Due to the sizes of these files, we include here the sources of the datasets we use, rather than the full dataset.

Small Dataset

The Small Dataset is derived from the Chesepeake dataset:

To download the dataset:

wget https://github.com/gunrock/gunrock/blob/main/datasets/chesapeake/chesapeake.mtx
mv chesapeake.mtx SMALL_chesapeake.mtx

Format: MTX file (the Matrix Market Format <https://people.sc.fsu.edu/~jburkardt/data/mm/mm.html>).
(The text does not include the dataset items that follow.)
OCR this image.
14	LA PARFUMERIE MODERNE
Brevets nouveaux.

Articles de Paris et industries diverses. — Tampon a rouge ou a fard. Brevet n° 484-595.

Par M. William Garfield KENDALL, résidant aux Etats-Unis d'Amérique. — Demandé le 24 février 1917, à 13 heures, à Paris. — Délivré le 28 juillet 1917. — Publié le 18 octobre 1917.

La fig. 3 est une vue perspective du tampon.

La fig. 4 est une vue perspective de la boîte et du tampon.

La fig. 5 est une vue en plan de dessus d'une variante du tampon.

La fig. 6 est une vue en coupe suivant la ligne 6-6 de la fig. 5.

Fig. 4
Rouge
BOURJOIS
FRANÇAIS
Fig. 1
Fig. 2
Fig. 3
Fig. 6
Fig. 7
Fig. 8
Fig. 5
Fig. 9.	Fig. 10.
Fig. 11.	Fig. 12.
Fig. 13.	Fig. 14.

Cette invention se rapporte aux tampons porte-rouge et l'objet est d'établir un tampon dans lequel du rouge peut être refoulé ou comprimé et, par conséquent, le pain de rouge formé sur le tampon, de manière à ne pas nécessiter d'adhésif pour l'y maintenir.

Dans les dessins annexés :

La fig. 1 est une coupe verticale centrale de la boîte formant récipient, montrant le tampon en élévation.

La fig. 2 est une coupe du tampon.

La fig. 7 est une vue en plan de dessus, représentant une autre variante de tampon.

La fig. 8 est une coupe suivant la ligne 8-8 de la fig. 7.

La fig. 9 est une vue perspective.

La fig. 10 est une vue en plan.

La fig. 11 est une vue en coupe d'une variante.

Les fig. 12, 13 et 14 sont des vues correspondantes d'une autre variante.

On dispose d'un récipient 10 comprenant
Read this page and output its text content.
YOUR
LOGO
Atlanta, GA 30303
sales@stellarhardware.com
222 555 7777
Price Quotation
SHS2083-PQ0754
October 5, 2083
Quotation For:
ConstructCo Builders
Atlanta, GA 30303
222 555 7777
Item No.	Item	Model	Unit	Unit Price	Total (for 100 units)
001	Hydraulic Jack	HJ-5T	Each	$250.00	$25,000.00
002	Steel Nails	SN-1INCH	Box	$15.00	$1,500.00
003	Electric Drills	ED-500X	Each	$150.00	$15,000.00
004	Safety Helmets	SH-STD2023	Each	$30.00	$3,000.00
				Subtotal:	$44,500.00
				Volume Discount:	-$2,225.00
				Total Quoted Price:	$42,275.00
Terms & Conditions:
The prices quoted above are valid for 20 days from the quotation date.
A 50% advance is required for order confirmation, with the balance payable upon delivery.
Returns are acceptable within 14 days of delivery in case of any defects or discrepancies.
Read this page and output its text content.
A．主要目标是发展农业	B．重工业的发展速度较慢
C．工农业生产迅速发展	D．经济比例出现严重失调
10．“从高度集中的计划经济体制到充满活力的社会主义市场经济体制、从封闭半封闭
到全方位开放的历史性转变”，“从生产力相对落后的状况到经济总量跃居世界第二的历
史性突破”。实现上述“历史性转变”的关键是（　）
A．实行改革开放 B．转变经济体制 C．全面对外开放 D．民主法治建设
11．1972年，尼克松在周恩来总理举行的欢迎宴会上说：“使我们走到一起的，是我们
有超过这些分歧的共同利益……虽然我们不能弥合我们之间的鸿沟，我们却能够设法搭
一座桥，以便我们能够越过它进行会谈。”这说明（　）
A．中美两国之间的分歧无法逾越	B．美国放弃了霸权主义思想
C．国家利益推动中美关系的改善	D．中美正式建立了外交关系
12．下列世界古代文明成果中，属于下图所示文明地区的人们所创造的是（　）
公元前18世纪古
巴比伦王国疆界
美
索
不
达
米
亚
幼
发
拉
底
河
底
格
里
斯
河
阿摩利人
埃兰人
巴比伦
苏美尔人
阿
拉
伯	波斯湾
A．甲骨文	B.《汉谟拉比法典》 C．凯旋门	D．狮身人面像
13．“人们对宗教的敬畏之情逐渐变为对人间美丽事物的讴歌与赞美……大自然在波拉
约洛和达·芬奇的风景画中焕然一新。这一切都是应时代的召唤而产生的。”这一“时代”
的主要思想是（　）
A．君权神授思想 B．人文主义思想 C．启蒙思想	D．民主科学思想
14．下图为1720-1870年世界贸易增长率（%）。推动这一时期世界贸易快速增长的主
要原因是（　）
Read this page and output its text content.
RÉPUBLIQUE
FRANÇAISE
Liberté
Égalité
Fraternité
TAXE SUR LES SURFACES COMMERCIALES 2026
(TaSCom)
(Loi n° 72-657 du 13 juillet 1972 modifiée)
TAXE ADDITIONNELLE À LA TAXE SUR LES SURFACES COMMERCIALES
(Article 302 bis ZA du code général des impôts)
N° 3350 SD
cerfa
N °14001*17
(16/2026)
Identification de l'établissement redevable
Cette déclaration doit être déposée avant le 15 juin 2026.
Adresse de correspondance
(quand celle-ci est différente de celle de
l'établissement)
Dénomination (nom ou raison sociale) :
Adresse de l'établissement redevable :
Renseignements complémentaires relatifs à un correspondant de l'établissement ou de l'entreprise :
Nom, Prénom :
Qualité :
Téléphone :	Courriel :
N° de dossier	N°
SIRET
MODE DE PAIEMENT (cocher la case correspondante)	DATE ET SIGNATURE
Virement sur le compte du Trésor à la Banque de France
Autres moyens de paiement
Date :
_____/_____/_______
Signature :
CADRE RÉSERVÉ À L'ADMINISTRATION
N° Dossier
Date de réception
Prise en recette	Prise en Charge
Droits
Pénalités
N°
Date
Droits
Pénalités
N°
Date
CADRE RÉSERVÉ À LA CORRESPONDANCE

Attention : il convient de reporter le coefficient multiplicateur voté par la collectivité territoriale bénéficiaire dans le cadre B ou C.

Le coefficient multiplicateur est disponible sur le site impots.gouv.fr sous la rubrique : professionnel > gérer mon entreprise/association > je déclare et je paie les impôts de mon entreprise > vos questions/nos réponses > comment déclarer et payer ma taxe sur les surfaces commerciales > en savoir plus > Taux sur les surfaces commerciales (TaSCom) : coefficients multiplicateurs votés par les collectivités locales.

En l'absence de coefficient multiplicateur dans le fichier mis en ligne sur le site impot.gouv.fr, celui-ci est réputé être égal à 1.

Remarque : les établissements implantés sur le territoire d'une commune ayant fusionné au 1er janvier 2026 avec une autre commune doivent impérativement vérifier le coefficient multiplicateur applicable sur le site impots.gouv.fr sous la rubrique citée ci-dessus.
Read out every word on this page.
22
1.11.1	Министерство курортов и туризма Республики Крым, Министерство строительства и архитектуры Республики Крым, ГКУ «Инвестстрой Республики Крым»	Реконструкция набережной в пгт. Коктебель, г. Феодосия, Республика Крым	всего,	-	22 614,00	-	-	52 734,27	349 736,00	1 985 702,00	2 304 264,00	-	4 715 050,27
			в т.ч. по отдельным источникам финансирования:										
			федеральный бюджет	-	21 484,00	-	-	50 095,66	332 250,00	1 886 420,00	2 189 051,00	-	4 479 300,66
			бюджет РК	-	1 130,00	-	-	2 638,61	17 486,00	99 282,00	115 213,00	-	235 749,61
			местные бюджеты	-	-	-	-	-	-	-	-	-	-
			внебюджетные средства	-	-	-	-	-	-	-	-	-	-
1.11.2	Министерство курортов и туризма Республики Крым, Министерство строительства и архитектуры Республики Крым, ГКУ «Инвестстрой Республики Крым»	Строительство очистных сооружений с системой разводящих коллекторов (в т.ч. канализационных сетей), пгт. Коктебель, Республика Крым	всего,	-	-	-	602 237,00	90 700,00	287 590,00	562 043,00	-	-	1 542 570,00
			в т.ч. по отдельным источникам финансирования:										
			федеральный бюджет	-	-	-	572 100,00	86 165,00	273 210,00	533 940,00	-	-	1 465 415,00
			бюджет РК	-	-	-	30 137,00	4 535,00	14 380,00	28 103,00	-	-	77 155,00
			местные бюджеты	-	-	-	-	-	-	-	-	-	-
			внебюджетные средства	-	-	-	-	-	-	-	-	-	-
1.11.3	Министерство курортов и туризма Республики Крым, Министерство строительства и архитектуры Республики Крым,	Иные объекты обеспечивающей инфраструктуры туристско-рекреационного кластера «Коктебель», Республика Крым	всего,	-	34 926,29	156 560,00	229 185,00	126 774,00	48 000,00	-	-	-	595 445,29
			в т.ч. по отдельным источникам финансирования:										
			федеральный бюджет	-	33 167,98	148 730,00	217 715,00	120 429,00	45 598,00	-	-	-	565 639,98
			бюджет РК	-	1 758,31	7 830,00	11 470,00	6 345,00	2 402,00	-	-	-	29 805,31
It will work with GUNROCK GPU implementations out-of-the-box but needs reformatting to work with CPU implementations.

Medium Dataset

To download the dataset:

wget https://snap.stanford.edu/data/email-Eu-core.txt.gz
gunzip email-Eu-core.txt.gz
mv email-Eu-core.txt MEDIUM_email-Eu-core.txt

Format: .txt adjacency list. It will work out-of-the-box with sequential Louvain but will require conversion to MTX format for GPU.

Large Dataset

To download the dataset:

wget https://snap.stanford.edu/data/wiki-Talk.txt.gz
gunzip wiki-Talk.txt.gz
mv wiki-Talk.txt LARGE_wiki-Talk.txt

Format: .txt adjacency list with # prepended comments. It will need to be transformed into MTX format to work with GPU implementations.

Huge Dataset

The huge dataset is derived from the Twitter benchmark dataset used by the UC Berkeley GAP benchmark.

To download the dataset:

wget https://github.com/ANLAB-KAIST/traces/releases/download/twitter_rv.net/twitter_rv.net.00.gz
wget https://github.com/ANLAB-KAIST/traces/releases/download/twitter_rv.net/twitter_rv.net.01.gz
wget https://github.com/ANLAB-KAIST/traces/releases/download/twitter_rv.net/twitter_rv.net.02.gz
wget https://github.com/ANLAB-KAIST/traces/releases/download/twitter_rv.net/twitter_rv.net.03.gz
gunzip -c twitter_rv.net.00 twitter_rv.net.01 twitter_rv.net.02 twitter_rv.net.03 > HUGE_twitter_rv.net

Format: .txt Adjacency List